"We've got this silly battle going on about ANWR," said Thompson, who voted in favor of drilling the refuge as a former Tennessee senator.
"We've got the reserves up there that can be tapped," he told a crowd of about 50 people packed into a small café in this early voting state. "They're not going to solve our problem, but it's one step we can take."
Thompson's remarks came a day after environmental and Native Alaskan groups asked a federal appeals court to block Royal Dutch Shell PLC's plans for exploratory oil drilling near the refuge. The U.S. Mineral Management Service decided this year to allow the energy giant to drill up to 12 exploratory oil wells in the Beaufort Sea off the northern coast of Alaska.
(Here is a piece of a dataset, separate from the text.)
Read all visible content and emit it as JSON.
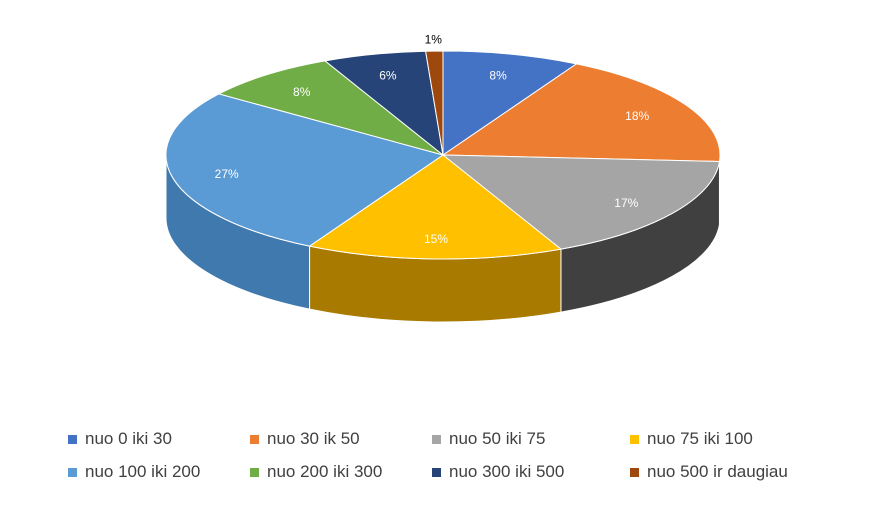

Thompson argued the United States can become less reliant on oil-based energy and pursue nuclear and clean coal development. The country must reduce its dependence on fuel from unstable partners in the Middle East, Russia and Venezuela, he said.
"So much of it is coming from problem areas in the world, and it's making us a hostage, in many respects," Thompson said in response to a question from the crowd. "What we've got to do is not be so dependent on the wrong places in the world."
Thompson also said maintaining a strong military could help global stability, which would keep oil prices consistent.
"That does more to keep oil prices under control, probably, than anything else," he said.
Thompson planned to talk with voters at an Anderson restaurant later Wednesday before making an appearance in Lexington.